The New York senator stormed across Texas, questioning Obama's readiness to lead, particularly on national security issues.
"You are in effect hiring the next president," Clinton told supporters at a get-out-the vote rally at a San Antonio high school. "What you've got to decide is: Who do you want to hire?"
The Illinois senator touched down in Rhode Island - his first campaign visit to the tiny state - as well as Ohio.
Obama targeted Clinton with some of his harshest criticism of the campaign, knocking her for taking money from federal lobbyists, voting for "George Bush's war in Iraq" and voting in favour of a bankruptcy bill that made it "harder for families to climb out of debt".
The three states and Vermont will vote tomorrow in contests that could effectively settle the Democratic fight - or extend the race well into springtime or beyond.
In a campaign that has frequently defied expectations, a consensus emerged as the candidates caromed across the country: Clinton must win Texas and Ohio to have any serious hope of sustaining her bid to become the nation's first female president.
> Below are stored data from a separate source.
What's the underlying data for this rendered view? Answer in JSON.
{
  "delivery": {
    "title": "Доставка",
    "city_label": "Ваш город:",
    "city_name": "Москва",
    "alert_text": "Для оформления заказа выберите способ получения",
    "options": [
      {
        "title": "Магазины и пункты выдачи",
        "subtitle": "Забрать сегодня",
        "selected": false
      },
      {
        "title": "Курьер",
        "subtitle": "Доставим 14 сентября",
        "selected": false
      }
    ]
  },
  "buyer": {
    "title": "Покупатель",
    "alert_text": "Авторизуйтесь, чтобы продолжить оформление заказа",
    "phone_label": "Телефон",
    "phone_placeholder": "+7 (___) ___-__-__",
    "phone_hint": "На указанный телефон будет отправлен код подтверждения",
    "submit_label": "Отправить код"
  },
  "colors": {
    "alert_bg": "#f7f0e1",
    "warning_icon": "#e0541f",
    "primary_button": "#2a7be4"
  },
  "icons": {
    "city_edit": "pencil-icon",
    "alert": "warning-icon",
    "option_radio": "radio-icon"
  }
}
A split decision would not suffice, analysts said, and winning narrowly may not help.
"We're reaching a point where - not all voters, but lots of voters - are starting to feel it's time for the party to coalesce around a candidate," said Geoffrey D. Garin, a veteran Democratic pollster who is unaligned in the contest. "The Clinton campaign has to have a compelling and persuasive reason to go on. She's got to come out of Tuesday with people believing that she has a realistic path to the nomination."
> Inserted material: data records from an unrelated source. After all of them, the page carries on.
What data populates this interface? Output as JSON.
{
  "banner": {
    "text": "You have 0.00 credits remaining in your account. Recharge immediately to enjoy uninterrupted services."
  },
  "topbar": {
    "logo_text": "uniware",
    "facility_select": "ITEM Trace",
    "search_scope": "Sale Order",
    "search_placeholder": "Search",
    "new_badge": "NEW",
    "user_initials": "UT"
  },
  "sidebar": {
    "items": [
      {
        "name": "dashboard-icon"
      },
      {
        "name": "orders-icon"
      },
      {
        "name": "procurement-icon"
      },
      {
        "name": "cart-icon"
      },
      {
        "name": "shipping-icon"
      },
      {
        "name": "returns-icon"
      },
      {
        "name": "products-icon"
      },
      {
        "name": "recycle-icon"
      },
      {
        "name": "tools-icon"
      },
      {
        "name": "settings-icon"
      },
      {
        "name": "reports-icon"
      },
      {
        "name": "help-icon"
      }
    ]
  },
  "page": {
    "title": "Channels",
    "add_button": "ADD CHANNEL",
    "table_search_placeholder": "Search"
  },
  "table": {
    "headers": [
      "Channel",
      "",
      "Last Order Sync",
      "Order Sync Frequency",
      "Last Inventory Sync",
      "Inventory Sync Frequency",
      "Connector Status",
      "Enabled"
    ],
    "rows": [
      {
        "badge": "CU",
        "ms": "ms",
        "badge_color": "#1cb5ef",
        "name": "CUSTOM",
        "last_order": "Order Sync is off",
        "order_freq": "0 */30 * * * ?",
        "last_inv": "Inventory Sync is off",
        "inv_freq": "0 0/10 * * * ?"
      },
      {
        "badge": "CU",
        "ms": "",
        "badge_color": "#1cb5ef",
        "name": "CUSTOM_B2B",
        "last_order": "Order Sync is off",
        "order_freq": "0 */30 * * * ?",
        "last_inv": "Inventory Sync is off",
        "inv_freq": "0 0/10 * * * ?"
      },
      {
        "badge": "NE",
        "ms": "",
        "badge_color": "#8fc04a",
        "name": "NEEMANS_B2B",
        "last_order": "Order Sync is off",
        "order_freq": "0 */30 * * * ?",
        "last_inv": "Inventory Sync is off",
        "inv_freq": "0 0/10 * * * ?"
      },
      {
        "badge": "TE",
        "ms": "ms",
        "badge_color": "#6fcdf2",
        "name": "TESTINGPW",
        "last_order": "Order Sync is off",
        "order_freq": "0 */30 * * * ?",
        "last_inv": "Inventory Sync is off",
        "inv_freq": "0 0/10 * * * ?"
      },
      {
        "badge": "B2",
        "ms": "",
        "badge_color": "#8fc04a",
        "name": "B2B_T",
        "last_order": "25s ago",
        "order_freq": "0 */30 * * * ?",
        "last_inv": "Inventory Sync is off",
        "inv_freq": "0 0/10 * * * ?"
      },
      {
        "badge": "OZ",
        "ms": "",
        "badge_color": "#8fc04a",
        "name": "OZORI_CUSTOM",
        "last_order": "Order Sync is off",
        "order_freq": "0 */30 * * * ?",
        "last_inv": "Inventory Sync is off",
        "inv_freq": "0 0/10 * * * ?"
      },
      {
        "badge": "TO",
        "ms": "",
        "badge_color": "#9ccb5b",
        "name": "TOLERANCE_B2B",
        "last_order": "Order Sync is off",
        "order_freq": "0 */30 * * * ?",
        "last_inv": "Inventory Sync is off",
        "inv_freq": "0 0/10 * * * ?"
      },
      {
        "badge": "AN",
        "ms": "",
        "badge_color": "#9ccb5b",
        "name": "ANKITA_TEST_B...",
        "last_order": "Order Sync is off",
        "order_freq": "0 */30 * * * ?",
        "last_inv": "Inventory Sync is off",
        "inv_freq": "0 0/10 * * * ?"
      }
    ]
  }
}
The political math seems to work against the former front-runner. Obama has opened a small but growing lead of delegates to the Democratic National Convention. Unless Clinton starts winning big, and polling in Texas and Ohio suggests that will be difficult, she could have a tough time overtaking Obama.
"We have to maintain our delegate lead and make sure that we don't get blown out in those two states," Obama told reporters earlier this week as he campaigned across Texas. "If we come out of the four contests on Tuesday with a gap in the delegate count of 100 or 150, which we have right now, then I continue to believe that we will go to the convention with the most earned delegates and believe that we should be the nominee."
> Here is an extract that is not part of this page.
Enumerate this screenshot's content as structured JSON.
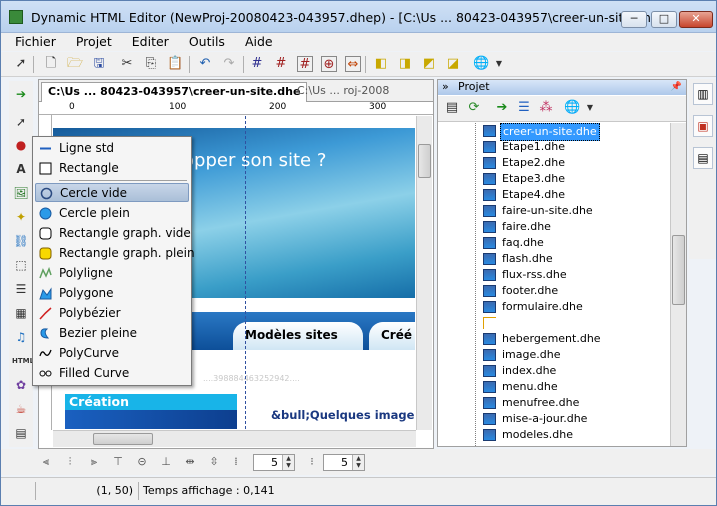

After reeling off 11 consecutive victories, Obama has two things going for him as he vies to become the nation's first black president: the proportional awarding of delegates - which means he can keep adding to his number even if he loses the popular vote to Clinton - and the campaign calendar.
After Tuesday, the race shifts to Wyoming, which holds its caucuses on Saturday.
Complicated Process
Texas gets to vote twice
It's a voting procedure unique to Texas, and it's likely to further muddy the waters in the tight Democratic contest to be the party's presidential nominee. Here they get to vote twice.
"Texans like to do things big," said Kenneth Molberg, from the Texas State Democratic Executive Committee, with a laugh.
So on Tuesday all eligible voters in the state will be able to take part in the Democratic primaries which will start at 7am and end at 7pm.
But things are not over once the primaries have closed. Far from it. Instead the doors will open again at 7.15pm for Texas's caucuses, which are called a convention here.
Roughly two-thirds of Texas's total 193 Democratic delegates are allocated according to the results of the primaries in the state's 31 electoral districts, and the remaining third come from the caucus process. The Democratic Party of Texas has published a four-page booklet trying to explain the rules of the caucuses, which previously only committed political die-hards paid much attention to.
"They're not well-understood, they're not well-documented and the rules have been followed quite loosely in the past," April Lloyd, the assistant primary director for Harris County, told the Chronicle.
Usually only 5,000 Texans turn up to caucus in Harris County, but this year's figure could be a staggering 100,000, the paper said.
And the results from the caucuses are not set to be known until June 7.